I am a first year Ph. D. student at UC Berkeley working in computer security. I graduated last Spring with a B.A. in computer science and in mathematics, also from UC Berkeley.

I was an intern this last summer at Matasano Security doing security testing and a bunch of other fun stuff.

I occasionally look for vulnerabilities in websites. (There’s a reasonable chance if you’ve found this site, it’s because of that.) I’m on the PayPal and Google halls’ of fame for bugs I found. A while ago, I found several vulnerabilities in Squirrel Mail: CVE-2010-4555, CVE-2011-2752, and CVE-2011-2753.


Publications

Improved Support for Machine-Assisted Ballot-Level Audits

USENIX Journal of Election Technology and Systems (JETS), Volume 1 Issue 1. Presented at EVT/WOTE 2013.

Eric Kim, Nicholas Carlini, Andrew Chang, George Yiu, Kai Wang, and David Wagner.

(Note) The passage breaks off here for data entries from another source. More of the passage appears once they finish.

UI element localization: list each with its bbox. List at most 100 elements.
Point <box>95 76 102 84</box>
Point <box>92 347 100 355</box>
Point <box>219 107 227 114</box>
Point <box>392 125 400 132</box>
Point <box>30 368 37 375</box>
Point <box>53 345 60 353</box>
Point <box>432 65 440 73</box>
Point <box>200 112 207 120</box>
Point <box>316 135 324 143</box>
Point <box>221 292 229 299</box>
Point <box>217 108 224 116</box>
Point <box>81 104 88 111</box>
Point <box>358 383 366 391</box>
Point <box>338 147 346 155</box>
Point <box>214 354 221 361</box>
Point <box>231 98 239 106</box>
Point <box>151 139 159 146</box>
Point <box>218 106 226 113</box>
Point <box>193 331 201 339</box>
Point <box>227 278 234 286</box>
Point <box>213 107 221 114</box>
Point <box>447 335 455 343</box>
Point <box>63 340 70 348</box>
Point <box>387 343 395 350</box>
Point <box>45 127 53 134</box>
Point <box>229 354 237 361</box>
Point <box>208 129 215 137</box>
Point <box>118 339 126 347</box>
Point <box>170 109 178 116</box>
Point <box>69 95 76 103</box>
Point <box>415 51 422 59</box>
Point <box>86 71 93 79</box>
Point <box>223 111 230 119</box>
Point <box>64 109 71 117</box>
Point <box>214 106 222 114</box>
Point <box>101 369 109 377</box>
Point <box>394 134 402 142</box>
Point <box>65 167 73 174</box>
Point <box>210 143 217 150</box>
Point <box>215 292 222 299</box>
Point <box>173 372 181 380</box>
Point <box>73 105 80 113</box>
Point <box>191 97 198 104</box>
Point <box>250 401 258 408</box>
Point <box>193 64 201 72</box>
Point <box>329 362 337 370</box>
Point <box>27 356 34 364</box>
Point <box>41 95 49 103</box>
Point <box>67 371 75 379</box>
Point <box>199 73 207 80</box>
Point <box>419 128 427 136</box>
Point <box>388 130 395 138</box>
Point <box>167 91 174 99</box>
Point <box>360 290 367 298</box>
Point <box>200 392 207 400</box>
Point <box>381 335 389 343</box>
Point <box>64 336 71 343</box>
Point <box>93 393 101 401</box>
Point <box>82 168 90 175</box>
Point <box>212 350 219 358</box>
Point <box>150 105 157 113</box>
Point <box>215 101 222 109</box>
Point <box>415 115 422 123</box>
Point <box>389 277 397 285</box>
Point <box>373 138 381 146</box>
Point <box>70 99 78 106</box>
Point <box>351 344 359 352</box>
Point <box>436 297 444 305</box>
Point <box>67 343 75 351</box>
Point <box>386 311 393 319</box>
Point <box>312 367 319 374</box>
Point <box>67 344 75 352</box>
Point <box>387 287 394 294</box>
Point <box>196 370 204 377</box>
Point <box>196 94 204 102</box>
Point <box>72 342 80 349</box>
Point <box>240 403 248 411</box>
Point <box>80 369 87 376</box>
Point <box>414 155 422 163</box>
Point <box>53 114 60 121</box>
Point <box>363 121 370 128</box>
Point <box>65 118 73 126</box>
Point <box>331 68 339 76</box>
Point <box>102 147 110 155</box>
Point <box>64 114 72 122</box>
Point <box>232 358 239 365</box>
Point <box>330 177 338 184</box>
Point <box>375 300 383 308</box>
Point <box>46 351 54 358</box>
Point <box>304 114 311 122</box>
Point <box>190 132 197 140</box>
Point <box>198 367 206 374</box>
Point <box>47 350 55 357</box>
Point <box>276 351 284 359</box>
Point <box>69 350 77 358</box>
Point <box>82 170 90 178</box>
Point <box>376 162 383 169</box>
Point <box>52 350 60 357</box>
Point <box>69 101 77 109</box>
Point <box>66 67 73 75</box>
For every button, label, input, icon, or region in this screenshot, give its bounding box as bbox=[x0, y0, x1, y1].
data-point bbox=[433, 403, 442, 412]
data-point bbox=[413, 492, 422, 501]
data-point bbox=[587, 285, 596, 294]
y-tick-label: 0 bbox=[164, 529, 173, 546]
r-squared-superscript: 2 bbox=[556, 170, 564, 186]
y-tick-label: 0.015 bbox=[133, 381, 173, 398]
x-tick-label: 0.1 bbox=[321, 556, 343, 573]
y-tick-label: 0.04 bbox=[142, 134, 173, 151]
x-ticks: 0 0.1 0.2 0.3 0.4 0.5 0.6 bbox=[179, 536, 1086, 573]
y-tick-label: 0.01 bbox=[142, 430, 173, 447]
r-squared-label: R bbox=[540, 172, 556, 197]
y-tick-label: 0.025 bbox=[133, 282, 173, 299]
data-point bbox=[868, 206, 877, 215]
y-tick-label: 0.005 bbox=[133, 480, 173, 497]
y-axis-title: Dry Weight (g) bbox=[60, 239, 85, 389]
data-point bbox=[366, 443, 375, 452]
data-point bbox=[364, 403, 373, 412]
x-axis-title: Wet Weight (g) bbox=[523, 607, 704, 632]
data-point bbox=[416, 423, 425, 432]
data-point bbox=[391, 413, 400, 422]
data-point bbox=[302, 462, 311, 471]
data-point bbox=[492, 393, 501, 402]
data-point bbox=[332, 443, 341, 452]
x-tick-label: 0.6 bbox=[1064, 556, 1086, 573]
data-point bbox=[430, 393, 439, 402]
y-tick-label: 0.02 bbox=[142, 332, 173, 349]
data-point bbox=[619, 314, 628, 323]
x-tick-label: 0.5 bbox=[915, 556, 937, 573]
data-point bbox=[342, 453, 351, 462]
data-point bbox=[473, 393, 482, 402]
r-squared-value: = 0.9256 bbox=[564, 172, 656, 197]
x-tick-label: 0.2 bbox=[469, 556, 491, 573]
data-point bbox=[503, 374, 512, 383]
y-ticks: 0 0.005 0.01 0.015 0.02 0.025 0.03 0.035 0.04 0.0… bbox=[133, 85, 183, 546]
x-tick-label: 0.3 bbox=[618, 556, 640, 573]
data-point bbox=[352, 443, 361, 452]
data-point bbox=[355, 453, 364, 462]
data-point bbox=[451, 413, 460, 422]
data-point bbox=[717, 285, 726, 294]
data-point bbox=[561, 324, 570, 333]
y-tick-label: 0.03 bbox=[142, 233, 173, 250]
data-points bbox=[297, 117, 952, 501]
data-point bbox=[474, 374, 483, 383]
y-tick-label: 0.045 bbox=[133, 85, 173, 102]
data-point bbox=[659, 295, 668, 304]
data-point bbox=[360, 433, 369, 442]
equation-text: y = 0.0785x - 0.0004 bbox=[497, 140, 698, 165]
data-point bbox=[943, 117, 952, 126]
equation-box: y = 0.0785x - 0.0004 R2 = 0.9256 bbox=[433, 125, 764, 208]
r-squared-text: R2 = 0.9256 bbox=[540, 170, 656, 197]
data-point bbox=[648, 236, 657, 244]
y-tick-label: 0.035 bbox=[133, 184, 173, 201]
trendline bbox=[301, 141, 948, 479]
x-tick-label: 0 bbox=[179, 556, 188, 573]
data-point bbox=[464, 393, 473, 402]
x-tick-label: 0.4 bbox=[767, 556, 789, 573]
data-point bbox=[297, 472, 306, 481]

This paper studies how to provide support for ballot-level post-election audits. Informed by our work supporting pilots of these audits in several California counties, we identify gaps in current technology in tools for this task: we need better ways to count voted ballots (from scanned images) without access to scans of blank, unmarked ballots; and we need improvements to existing techniques that help them scale better to large, complex elections. We show how to meet these needs and use our system to successfully process ballots from 11 California counties, in support of the pilot audit program. Our new techniques yield order-of-magnitude speedups compared to the previous system, and enable us to successfully process some elections that would not have reasonably feasible without these techniques.

Operator-Assisted Tabulation of Optical Scan Ballots

EVT/WOTE, 2012.

Kai Wang, Eric Kim, Nicholas Carlini, Ivan Motyashov, Daniel Nguyen, and David Wagner.

We present OpenCount: a system that tabulates scanned ballots from an election by combining computer vision algorithms with focused operator assistance. OpenCount is designed to support risk-limiting audits and to be scalable to large elections, robust to conditions encountered using typical scanner hardware, and general to a wide class of ballot types--all without the need for integration with any vendor systems. To achieve these goals, we introduce a novel operator-in-the-loop computer vision pipeline for automatically processing scanned ballots while allowing the operator to intervene in a simple, intuitive manner. We evaluate our system on data collected from five risk-limiting audit pilots conducted in California in 2011.

An Evaluation of the Google Chrome Extension Security Architecture

Usenix Security, 2012.

Nicholas Carlini, Adrienne Porter Felt, and David Wagner.

Vulnerabilities in browser extensions put users at risk by providing a way for website and network attackers to gain access to users’ private data and credentials. Extensions can also introduce vulnerabilities into the websites that they modify. In 2009, Google Chrome introduced a new extension platform with several features intended to prevent and mitigate extension vulnerabilities: strong isolation between websites and extensions, privilege separation within an extension, and an extension permission system. We performed a security review of 100 Chrome extensions and found 70 vulnerabilities across 40 extensions. Given these vulnerabilities, we evaluate how well each of the security mechanisms defends against extension vulnerabilities. We find that the mechanisms mostly succeed at preventing direct web attacks on extensions, but new security mechanisms are needed to protect users from network attacks on extensions, website metadata attacks on extensions, and vulnerabilities that extensions add to websites. We propose and evaluate additional defenses, and we conclude that banning HTTP scripts and inline scripts would prevent 47 of the 50 most severe vulnerabilities with only modest impact on developers.